Tackling Complex EDI Compliance Requirements
After securing your contract, the retailer requires you to meet its electronic data interchange (EDI) compliance requirements. This computer-to-computer exchange of data is how you and the retailer will share information from purchase orders to invoices to shipping documents. But this is a whole new technology for you. Before this partnership, you may have handled all of these processes manually keeping track on a spreadsheet.
First, you will have to decide whether to handle EDI in-house or outsource it to a provider. With limited staff and resources, handling EDI in-house can be costly. It requires you to purchase all of the software needed and hire a specialist who can implement the technology. Outsourcing EDI to a provider gives you access to the software and expertise at a fraction of the cost. It also gives you support to assist in the setup and to troubleshoot any problems that might arise.
So let's say you decide to hire an EDI provider. How do you choose the right one? Wanting to expand your enterprise, you need a solution that can be scaled to fit your business and integrate it with your back-office systems. You will also want a provider that can give you global support, since supply chains are rarely local anymore. And with a constantly fluctuating marketplace, it has to be adaptable to keep up with the changes to standards, trading partners, and documents.
The Constant Concern of Chargebacks & Invoice Offsets
Next, you have to modify your supply chain to comply with the retailer’s specific business rules and avoid penalties. Incorrect labeling such as address or UPC code position require extra handling by the retailer resulting in assessment fees which the retailer turns back on you. The retailer may also implement chargebacks due to incomplete data transmissions, improperly attached hang tags, unscannable products due to cut off barcodes, and late delivery – just to name a few. These fees can be thousands of dollars of invoice offsets of already razor thin margins.
To reduce errors due to manual entry and ensure timely accurate and complete orders and shipping data, you implement a warehouse management system (WMS) and integrate it with your enterprise resource planning (ERP) platform.
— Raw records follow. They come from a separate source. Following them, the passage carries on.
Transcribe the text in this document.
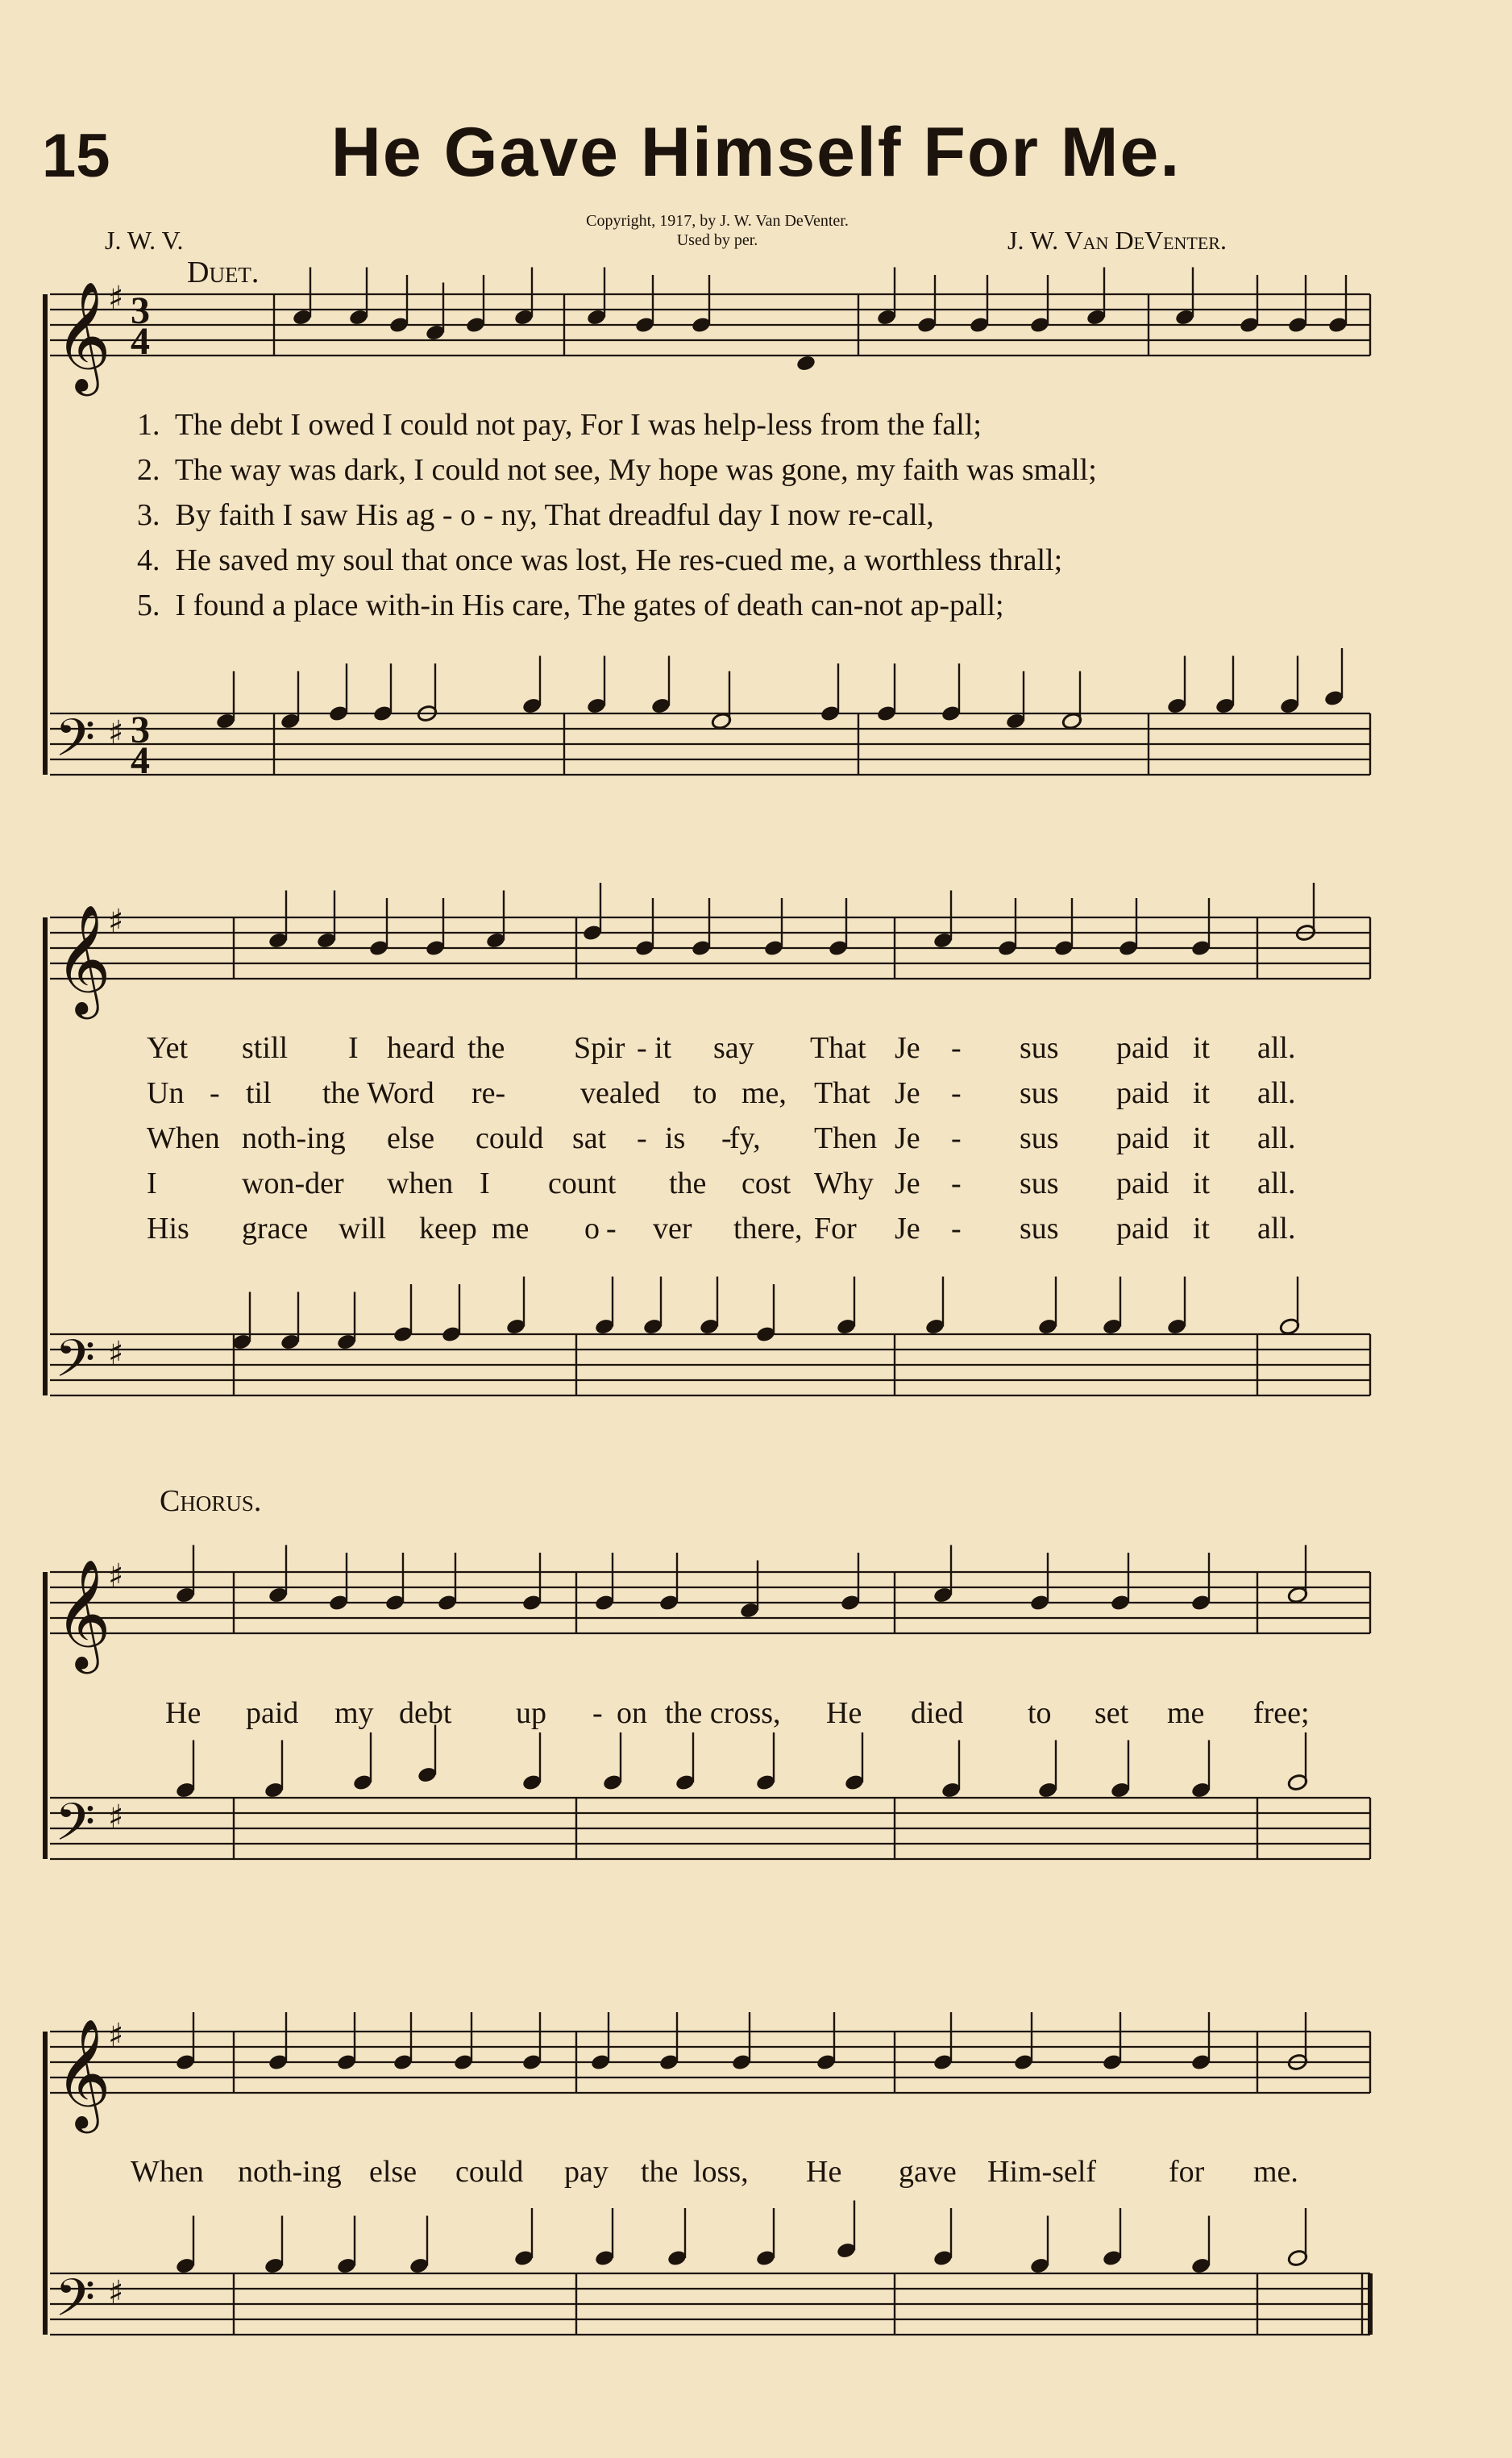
15	He Gave Himself For Me.
Copyright, 1917, by J. W. Van DeVenter.
Used by per.
J. W. V.	J. W. Van DeVenter.
Duet.
Chorus.
𝄞
♯ 3
4
𝄢 ♯ 3
4
𝄞
♯
𝄢 ♯
𝄞
♯
𝄢 ♯
𝄞
♯
𝄢 ♯
1. The debt I owed I could not pay, For I was help-less from the fall;
2. The way was dark, I could not see, My hope was gone, my faith was small;
3. By faith I saw His ag - o - ny, That dreadful day I now re-call,
4. He saved my soul that once was lost, He res-cued me, a worthless thrall;
5. I found a place with-in His care, The gates of death can-not ap-pall;
Yet still I heard the Spir - it say That Je - sus paid it all.
Un - til the Word re- vealed to me, That Je - sus paid it all.
When noth-ing else could sat - is -
fy, Then Je - sus paid it all.
I	won-der when I count the cost Why Je - sus paid it all.
His grace will keep me o - ver there, For Je - sus paid it all.
He paid my debt up - on the cross, He died to set me free;
When noth-ing else could pay the loss, He gave Him-self for me.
This enables you to synchronize automated data transmissions and streamline the handling process so you can process more orders in less time with less staff.
You can also implement a business rules management and analytics tool to monitors your EDI transactions and sends proactive alerts to help you avoid violations.
The Finish Line – Delivering the Product to the Stores
Demands for purchase order turnaround time is quick. Often products have to be delivered in 48 hours. Handling your own packaging, distribution, and shipping is too costly and cuts into your margins. You may decide to enlist a third party logistics (3PL) provider which helps you with shipping, warehousing, and transportation. The 3PL will save you money providing adjustable warehousing space for when your inventory fluctuates and competitive pricing for transportation services.
But you can’t hire a 3PL and entrust it completely with your company’s logistics. You need the right warehouse management software solution that will give you complete visibility into the warehousing, transportation and delivery of your product, so you know at all times where it is in the shipping process.
You implement a solution, such as DiCentral’s SmartTurn solution, that gives you access to accurate, real-time inventory information, centralizes the inbound order, receipt of order, and payment processes to speed up transactions and reduce duplicate entry, and manages the flow of inventory from sales order, to packaging, to shipping, to invoice.